The Secretary, who reiterated U.S. peaceful intentions toward North Korea, said he thinks there has been progress in the six-party talks, which are expected to resume late next month. However, he said he could not predict if an agreement can be wrapped up within a year.

On other issues in the wide-ranging interview, Mr. Powell said Japan must consider revising pacifist elements of its post-WWII constitution, if it wants to become a permanent member of the U.N. Security Council.

He also said he hoped that, as Japan examines its business relations with Iran, it would consider that Tehran "is not behaving in a responsible manner" with the international community in regard to its nuclear program, which the United States says has a secret weapons component.

Mr.

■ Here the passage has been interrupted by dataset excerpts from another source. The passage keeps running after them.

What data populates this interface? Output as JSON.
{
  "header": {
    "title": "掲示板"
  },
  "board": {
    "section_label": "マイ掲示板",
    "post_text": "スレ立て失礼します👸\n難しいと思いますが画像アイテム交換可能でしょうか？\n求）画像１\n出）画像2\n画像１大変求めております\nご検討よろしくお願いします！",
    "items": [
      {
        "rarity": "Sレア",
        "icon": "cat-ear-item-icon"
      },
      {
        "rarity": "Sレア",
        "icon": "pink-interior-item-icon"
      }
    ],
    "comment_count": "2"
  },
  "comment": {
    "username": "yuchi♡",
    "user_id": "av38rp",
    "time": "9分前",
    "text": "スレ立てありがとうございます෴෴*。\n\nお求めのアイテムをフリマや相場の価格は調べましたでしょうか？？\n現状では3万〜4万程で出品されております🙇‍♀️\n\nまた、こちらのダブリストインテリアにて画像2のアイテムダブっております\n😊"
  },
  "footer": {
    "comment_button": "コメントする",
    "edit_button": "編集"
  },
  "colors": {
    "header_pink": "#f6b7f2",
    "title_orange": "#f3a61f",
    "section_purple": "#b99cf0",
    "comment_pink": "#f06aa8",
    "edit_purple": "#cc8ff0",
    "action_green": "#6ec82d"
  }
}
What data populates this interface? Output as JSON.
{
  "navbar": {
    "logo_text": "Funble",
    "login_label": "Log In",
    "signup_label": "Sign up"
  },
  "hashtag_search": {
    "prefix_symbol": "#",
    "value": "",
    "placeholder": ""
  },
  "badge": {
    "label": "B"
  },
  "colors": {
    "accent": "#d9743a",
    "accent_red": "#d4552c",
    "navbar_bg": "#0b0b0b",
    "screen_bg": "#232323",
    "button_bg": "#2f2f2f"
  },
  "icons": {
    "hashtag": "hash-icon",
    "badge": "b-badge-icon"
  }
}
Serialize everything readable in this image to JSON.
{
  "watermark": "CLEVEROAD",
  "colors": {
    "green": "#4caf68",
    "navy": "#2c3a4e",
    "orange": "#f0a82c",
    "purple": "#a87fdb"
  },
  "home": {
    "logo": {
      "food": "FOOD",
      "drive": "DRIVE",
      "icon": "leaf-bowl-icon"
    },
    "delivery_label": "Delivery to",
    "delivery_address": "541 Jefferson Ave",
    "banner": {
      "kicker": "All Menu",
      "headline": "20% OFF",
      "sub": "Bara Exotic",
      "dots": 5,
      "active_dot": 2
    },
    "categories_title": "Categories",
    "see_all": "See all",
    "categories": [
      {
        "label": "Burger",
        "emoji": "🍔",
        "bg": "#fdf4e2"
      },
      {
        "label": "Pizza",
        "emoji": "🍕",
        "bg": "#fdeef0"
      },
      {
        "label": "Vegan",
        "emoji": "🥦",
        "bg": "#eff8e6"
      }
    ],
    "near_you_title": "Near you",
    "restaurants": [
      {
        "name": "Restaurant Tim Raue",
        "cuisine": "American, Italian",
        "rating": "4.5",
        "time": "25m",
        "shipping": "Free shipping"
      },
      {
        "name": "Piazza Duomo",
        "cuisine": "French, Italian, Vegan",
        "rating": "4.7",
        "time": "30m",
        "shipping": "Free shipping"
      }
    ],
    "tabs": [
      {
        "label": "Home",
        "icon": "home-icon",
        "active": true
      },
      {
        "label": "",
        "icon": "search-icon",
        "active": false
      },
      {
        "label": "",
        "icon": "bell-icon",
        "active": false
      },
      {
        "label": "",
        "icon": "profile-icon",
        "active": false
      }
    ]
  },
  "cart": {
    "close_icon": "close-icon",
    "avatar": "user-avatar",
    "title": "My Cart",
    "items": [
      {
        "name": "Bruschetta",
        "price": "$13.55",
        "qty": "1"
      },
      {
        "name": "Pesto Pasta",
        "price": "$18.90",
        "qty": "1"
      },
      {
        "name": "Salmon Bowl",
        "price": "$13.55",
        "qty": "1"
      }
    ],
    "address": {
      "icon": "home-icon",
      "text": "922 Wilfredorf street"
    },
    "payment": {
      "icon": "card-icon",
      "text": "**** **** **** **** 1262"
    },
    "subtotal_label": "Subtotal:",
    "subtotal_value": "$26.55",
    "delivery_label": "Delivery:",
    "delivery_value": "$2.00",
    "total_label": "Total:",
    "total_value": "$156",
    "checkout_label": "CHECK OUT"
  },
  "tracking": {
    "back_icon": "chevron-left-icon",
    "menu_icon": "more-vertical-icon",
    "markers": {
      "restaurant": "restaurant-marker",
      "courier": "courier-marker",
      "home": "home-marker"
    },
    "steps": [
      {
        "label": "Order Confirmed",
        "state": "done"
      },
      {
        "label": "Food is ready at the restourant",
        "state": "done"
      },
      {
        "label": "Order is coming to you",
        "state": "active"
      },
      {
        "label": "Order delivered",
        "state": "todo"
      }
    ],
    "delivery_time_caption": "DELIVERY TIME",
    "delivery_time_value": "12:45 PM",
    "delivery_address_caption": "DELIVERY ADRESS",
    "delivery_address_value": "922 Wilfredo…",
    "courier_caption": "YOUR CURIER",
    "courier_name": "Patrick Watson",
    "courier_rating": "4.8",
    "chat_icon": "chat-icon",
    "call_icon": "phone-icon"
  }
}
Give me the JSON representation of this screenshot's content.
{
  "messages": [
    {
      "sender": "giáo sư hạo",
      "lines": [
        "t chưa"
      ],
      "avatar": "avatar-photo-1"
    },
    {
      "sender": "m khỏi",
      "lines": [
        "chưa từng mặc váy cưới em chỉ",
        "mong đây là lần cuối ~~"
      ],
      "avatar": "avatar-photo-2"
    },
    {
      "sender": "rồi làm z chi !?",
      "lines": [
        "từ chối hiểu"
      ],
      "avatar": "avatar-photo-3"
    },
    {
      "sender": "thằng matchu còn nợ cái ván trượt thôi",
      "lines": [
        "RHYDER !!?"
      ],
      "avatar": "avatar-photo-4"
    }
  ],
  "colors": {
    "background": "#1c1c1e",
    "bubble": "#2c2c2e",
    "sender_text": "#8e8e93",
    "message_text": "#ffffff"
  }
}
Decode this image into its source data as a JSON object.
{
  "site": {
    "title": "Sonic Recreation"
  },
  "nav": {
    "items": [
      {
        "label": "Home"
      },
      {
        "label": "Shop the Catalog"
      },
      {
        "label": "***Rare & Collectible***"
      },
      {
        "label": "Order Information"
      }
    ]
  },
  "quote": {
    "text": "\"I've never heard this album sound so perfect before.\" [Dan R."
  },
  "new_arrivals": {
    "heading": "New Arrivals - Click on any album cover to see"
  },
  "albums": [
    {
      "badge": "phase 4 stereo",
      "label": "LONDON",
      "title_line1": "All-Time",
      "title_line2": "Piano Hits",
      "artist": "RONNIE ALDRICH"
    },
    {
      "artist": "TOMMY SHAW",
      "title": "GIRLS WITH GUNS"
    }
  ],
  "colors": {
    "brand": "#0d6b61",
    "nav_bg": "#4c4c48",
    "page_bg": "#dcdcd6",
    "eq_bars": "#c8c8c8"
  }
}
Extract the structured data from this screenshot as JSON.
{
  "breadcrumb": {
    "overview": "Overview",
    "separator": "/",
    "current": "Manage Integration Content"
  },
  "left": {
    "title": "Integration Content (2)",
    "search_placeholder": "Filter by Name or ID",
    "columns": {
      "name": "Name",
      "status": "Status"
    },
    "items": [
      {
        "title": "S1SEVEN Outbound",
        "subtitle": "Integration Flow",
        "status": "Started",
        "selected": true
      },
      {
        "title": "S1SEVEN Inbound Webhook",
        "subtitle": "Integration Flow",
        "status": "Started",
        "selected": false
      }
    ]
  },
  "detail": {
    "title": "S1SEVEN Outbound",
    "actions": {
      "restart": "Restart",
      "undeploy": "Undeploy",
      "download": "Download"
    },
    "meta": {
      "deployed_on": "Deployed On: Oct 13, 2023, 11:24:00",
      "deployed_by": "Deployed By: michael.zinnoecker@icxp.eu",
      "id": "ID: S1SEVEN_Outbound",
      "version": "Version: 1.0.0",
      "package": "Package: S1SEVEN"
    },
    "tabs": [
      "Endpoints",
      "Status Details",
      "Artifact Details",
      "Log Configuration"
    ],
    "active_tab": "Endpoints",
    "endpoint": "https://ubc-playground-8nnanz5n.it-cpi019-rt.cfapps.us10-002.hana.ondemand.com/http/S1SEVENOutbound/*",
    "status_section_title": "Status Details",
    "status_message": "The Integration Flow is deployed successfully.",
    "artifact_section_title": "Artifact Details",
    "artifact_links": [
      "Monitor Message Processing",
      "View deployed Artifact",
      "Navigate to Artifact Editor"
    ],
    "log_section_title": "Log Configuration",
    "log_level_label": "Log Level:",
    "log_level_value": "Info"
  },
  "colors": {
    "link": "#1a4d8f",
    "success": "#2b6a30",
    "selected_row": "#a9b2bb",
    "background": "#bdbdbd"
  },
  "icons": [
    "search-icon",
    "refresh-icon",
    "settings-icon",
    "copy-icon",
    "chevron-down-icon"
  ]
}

Powell expressed disappointment that the Burmese government's "road map" for political reform, issued a year ago, has not led to pluralistic democracy.

He said as long as Nobel Laureate Aung San Suu Kyi and her party are denied the opportunity to take part in the country's political life, the United States will continue to speak out strongly and look for new "levers" by which to pressure the regime.

Mr. Powell also said under questioning that Muslim Uighurs from China, detained at the U.S. Naval base at Guantanamo Bay, Cuba since the U.S.-led invasion of Afghanistan, would not be sent back to China on their release.

But he said finding places of refuge for the Uighurs, believed to number about a dozen, "is not a simple matter" and that the United States is considering several candidate countries.